El objetivo de la expedición de Lozano, como tantos otros aventureros de la época, era el de encontrar una nueva ruta comercial a las Indias para la Corona española. Precediendo en varios años a Cristóbal Colón, quiso también Lozano aprovechar el concepto relativamente reciente de una Tierra esférica. Pero a diferencia del celebérrimo navegante genovés, no fue su idea la de enfilar hacia el Poniente, sino que zarpó con decidido rumbo Norte.

Escribía por aquel entonces Lozano en su diario personal: "Si acaso no es falaz esta redondez del Mundo que Dios parece haber decidido, y si acaso los lujos de Catay, Cipango y Cachemira nos esperan justo en el punto opuesto a la recámara en la cual estas palabras escribo, pues poco importa el cardinal que la brújula indique al momento de hacernos a la mar. ¡Sur, Oeste, Norte, da lo mismo! Todos los trazados circunvalantes se encontrarán en las antípodas, pues es tal la belleza de las esferas. Opto yo por el Norte, entonces, porque el caprichoso lucero así lo indica. Un rumbo firme y la protección de Nuestro Señor no pueden significar otra cosa que un arribo eventual a aquellas tierras rebosantes de seda, oro y azafrán."

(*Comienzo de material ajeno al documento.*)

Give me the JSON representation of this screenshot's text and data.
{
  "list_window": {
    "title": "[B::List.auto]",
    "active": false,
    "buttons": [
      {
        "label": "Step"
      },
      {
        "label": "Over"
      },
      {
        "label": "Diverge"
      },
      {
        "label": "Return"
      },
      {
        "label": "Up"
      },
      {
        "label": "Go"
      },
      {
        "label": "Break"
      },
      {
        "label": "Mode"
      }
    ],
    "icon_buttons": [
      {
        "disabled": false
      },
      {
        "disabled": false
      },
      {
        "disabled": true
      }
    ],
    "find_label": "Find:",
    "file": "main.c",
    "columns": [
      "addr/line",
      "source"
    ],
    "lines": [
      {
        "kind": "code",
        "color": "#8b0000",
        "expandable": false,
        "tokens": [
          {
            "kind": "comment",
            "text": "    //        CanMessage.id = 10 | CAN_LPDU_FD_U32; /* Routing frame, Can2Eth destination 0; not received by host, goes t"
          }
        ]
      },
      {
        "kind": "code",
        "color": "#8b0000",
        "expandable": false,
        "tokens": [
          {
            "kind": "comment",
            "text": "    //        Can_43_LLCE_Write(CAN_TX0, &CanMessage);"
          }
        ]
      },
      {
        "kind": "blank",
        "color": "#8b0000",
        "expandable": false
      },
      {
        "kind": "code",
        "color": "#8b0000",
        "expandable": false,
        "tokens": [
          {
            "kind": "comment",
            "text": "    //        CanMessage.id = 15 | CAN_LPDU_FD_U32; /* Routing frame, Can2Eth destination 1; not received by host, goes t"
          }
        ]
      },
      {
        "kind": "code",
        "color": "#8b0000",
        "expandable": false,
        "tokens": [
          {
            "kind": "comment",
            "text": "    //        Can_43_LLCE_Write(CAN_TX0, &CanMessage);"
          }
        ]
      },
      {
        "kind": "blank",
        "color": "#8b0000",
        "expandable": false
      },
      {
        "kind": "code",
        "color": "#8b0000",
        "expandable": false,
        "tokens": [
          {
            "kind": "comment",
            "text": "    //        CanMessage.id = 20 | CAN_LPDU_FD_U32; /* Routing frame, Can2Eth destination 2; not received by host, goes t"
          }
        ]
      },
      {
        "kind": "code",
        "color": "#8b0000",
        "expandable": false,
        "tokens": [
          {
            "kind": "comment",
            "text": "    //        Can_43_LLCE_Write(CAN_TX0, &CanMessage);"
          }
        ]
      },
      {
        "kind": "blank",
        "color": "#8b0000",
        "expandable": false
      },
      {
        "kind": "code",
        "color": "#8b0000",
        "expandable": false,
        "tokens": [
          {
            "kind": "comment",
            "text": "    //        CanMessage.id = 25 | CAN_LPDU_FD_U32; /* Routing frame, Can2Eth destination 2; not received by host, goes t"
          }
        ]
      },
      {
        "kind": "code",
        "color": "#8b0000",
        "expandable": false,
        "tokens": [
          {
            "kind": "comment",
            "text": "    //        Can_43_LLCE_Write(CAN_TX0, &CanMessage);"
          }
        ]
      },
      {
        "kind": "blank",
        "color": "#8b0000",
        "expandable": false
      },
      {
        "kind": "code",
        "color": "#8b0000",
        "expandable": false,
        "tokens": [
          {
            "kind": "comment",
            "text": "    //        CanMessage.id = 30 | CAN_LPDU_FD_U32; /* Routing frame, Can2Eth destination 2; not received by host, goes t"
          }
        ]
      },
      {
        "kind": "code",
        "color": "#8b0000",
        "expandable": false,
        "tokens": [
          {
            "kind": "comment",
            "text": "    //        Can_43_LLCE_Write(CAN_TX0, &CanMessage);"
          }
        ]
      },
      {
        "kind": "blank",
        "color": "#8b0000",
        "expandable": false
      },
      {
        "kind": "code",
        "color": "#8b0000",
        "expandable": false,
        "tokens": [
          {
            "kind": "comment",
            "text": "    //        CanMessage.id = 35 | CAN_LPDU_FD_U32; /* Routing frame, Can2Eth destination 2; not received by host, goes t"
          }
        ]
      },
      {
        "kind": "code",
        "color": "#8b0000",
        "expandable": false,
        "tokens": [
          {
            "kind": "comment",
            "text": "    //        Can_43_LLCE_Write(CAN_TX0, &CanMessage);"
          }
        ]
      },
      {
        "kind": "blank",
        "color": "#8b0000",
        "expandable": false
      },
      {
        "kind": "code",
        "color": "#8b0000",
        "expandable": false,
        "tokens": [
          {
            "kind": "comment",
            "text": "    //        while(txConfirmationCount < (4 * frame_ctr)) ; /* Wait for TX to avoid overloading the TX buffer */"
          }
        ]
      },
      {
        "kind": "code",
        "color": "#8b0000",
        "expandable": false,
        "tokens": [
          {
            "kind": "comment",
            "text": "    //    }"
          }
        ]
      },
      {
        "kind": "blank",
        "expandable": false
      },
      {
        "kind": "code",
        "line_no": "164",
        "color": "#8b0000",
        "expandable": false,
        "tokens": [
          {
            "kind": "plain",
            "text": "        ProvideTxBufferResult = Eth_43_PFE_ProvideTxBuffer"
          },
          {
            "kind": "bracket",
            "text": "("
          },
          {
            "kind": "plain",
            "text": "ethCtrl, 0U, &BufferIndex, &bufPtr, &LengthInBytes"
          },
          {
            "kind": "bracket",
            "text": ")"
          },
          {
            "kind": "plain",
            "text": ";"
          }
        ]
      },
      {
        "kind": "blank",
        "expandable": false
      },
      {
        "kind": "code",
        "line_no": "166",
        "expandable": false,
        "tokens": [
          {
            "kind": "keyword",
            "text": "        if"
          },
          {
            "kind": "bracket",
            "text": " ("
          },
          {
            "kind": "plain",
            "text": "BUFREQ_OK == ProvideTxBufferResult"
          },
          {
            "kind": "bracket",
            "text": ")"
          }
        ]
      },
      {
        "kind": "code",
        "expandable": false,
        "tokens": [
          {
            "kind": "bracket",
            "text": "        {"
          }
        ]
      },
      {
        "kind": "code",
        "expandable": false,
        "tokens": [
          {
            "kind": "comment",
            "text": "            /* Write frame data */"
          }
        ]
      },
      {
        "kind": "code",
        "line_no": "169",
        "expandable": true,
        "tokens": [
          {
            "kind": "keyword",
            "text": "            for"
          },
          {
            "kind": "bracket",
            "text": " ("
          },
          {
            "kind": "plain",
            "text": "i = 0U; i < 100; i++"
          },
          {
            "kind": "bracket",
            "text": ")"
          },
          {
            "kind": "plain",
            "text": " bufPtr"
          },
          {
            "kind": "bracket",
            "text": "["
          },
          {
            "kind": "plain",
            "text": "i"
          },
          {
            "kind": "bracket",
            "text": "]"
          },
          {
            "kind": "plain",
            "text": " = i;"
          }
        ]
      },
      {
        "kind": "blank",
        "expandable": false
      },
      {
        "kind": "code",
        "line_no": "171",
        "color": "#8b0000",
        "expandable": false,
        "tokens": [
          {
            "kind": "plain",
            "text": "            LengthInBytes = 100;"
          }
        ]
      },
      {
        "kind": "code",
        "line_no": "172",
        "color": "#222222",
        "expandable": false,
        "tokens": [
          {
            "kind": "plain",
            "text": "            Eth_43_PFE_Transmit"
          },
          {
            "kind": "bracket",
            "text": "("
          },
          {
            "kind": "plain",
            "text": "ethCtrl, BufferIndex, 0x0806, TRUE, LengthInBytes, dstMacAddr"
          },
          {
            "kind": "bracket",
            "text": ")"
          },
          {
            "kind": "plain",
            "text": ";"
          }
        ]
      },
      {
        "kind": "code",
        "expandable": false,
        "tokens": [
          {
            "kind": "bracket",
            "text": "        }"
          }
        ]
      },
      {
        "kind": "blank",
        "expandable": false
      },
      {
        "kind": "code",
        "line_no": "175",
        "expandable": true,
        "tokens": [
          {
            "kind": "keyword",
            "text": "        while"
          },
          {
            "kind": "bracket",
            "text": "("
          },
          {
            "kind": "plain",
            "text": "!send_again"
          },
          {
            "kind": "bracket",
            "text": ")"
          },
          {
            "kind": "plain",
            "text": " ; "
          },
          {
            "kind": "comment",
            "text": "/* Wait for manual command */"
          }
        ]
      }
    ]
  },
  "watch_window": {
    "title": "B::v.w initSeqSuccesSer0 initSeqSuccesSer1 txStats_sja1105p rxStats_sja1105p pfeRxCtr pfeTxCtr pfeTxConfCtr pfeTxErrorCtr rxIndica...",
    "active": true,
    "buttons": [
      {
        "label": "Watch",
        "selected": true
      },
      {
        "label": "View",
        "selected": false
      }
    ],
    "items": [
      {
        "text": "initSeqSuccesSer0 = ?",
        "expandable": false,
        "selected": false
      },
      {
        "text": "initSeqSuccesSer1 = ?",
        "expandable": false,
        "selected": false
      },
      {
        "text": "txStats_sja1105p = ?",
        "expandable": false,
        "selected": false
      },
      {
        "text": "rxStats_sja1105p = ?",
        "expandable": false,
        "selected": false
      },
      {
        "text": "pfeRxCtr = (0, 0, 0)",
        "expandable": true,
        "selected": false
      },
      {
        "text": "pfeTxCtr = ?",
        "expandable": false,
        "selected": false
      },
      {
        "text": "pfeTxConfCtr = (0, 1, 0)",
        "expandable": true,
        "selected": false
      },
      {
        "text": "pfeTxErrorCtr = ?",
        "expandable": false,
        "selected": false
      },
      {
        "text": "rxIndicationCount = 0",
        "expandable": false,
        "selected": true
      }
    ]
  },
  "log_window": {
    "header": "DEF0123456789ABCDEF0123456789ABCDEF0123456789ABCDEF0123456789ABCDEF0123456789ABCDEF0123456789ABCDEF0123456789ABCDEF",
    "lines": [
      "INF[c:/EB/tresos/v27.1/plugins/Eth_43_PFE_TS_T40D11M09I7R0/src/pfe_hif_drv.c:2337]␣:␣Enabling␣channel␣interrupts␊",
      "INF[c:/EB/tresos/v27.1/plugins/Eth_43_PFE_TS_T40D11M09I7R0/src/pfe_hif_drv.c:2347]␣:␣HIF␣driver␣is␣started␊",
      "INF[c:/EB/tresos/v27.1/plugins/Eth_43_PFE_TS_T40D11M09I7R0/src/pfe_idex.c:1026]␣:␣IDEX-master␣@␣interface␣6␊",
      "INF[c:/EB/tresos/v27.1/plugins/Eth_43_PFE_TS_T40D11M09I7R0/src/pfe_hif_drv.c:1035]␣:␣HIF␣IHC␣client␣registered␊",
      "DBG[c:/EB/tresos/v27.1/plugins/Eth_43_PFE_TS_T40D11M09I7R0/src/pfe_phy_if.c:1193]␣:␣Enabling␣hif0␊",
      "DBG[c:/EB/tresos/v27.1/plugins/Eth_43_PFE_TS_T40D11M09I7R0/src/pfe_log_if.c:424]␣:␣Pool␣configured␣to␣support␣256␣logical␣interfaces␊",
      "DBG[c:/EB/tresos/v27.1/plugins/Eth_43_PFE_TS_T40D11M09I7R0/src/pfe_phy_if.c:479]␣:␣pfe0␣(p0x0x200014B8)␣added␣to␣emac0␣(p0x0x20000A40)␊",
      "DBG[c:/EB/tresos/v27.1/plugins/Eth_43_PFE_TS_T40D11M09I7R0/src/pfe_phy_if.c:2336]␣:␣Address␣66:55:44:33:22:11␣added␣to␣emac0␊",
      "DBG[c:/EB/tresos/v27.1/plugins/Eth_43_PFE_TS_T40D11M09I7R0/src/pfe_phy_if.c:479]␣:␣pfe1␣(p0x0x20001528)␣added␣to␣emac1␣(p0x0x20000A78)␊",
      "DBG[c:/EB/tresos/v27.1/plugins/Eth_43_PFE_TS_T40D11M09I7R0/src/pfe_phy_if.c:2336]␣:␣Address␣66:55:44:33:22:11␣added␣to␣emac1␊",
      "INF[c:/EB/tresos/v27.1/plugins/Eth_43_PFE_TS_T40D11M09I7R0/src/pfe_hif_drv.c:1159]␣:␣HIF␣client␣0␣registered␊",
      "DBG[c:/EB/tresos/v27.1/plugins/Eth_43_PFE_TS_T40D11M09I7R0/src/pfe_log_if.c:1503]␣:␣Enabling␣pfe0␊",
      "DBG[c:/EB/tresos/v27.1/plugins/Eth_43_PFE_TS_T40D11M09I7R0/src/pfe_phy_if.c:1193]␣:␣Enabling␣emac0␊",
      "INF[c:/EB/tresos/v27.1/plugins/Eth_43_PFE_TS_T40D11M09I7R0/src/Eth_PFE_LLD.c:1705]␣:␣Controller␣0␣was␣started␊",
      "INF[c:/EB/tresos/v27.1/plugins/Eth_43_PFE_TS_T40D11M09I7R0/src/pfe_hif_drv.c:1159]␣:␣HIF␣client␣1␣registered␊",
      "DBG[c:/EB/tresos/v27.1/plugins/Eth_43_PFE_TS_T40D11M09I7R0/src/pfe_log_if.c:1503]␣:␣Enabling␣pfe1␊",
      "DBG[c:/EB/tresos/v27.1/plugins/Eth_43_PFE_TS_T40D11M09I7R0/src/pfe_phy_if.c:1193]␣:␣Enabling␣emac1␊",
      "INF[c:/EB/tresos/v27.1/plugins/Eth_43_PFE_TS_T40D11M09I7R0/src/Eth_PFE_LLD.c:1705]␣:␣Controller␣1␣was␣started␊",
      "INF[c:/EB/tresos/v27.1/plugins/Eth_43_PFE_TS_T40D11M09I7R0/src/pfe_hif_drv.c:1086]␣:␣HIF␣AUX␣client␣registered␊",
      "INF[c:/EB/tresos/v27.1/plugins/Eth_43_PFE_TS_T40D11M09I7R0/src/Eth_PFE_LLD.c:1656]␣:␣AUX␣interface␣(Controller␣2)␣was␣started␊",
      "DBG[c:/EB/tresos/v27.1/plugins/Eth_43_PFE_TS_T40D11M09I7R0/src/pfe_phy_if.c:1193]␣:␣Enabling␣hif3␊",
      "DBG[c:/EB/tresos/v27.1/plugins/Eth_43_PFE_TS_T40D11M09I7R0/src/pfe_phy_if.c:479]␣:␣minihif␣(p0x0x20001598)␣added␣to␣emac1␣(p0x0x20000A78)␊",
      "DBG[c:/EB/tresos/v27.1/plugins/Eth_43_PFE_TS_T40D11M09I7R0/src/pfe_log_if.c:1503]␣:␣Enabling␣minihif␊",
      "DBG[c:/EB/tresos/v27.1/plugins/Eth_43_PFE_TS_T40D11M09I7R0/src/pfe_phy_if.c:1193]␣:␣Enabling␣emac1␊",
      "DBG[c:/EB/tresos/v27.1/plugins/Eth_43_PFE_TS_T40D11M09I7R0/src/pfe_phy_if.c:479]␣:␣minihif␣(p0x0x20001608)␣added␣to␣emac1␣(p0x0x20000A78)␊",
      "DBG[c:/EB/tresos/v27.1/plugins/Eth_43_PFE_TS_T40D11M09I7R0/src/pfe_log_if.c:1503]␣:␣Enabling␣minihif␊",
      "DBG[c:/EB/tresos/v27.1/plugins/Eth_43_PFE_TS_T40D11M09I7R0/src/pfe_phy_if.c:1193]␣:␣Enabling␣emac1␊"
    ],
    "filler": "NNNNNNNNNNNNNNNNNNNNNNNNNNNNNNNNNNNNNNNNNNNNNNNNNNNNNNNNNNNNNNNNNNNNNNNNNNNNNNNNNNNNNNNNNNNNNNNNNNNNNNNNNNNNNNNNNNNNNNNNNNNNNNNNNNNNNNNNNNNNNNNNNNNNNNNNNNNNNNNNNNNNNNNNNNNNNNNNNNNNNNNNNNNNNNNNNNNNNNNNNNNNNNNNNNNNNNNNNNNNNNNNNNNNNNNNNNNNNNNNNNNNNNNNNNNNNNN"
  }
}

Pero lo que Lozano tenía de farragoso y florido a la hora de redactar bitácoras se contraponía con una absoluta falta de las nociones más básicas de climatología, cartografía y navegación marina. Como era de esperarse, su embarcación terminó por zozobrar en las costas de lo que hoy es Noruega, debido a la fatal combinación de una tormenta de nieve y el motín de lo poco que quedaba de su tripulación. Aún más notable es el hecho de que "La Mozalbeta" tardó casi siete meses en completar tan corto trayecto, lo que demuestra a las claras la terrible impericia de Lozano detrás del timón.

Signada por la incompetencia, la obstinación y, por qué no, la estupidez, la de Lozano es una historia tan irrelevante que no merece siquiera ser contada. Pero de injusticias está llena el mundo, y la existencia de la serie de relatos que hoy iniciamos es tan sólo una de ellas.